Ex-Soldier Keeps Fighting for Freedom
By Jim Belshaw
I hadn't talked to Mikey Weinstein in a while. Then Sunday, there he was in the Washington Post, the centerpiece of a 2,600-word story.
He talked about "laying down a withering field of fire and leaving sucking chest wounds." He reflected on Christian megachurches that had given him a label: "Field General of the Armies of Satan."
Never a dull day in Mikey's life.
It has been two years since he started doing battle with the Air Force Academy and now the Air Force itself.It began when one of his sons, the second to attend the academy, just as Mikey had done, told his father that he was tired of being accused of having "killed Jesus Christ."
Mikey Weinstein is Jewish, a former Air Force officer, an attorney in the Reagan White House, a corporate attorney with Ross Perot and a member of a family with a long history at military academies.
He said it's painful to be at war with such institutions.
He has formed a non-profit- the Military Religious Freedom Foundation, its board laden with generals and admirals and combat veterans.
"I designed this foundation for two things- litigation and agitation," he said.
He has sued in federal court in Albuquerque for a permanent injunction barring the Air Force from allowing superiors to proselytize or evangelize lower-ranking service members while on duty.
He says such behavior is pervasive in the Air Force.
"You know, people say there are bad apples in the crate," he said when we spoke on Monday. "But that's not the problem. The problem is the crate is bad."
He succeeded in bringing about new guidelines at the academy, but then found the new rules no better than the old.
He ratcheted up the fight, making formidable enemies along the way- The National Association of Evangelicals, the Alliance
Defense Fund, Focus on the Family.
He said he's had feces and beer bottles thrown at his Albuquerque home; he said tires have been slashed and "I can't go nine days without getting some kind of threat."
But there will be no toning it down, no easing off.
"For the first year I was in this thing, I quote-unquote dialed it back," he said.
No more.
He is routinely depicted as anti-Christian, a charge he categorically rejects.
"I'd be happy to go to (National Association of Evangelicals leader) Ted Haggard's church and tell the 15,000 people in that church what I'm all about," he said. "I'll be the first one to grab an American flag and lead an army against anyone who tries to prevent you from having your religious belief.

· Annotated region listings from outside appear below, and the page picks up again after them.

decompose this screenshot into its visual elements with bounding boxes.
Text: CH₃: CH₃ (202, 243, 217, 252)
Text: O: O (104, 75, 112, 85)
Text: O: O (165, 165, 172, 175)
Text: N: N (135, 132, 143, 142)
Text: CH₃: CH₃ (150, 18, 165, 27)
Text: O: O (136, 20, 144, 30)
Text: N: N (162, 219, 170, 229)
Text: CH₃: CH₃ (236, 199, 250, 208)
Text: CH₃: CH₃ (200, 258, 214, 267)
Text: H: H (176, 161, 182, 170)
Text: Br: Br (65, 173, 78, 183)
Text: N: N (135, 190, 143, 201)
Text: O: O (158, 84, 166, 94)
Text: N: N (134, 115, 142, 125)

But not when the government says what that religious belief should be."
His wife, Bonnie, diagnosed with multiple sclerosis and recently with a painful jaw disorder, says there will be no stepping back from the fight.
"The problem was that at no point was there a stopping point, unless you just drop it and run," she said. "But it's not the quality of person I am, nor is it the quality of person my husband is. Stopping wasn't anything we could consider."
He's written a book, filed the lawsuit, travels to fundraisers around the country. In Washington, he found allies in Joseph Wilson and his wife, Valerie Plame, the former CIA agent outed by columnist Robert Novak.
The day we spoke, he said he'd just had a lunch with an old friend, a devout Christian and conservative Republican."He's always understood," he said. "He's always gotten it. He knows the people who try to paint me as a Christian basher are completely wrong."
The fight goes on. There will be no dialing it back.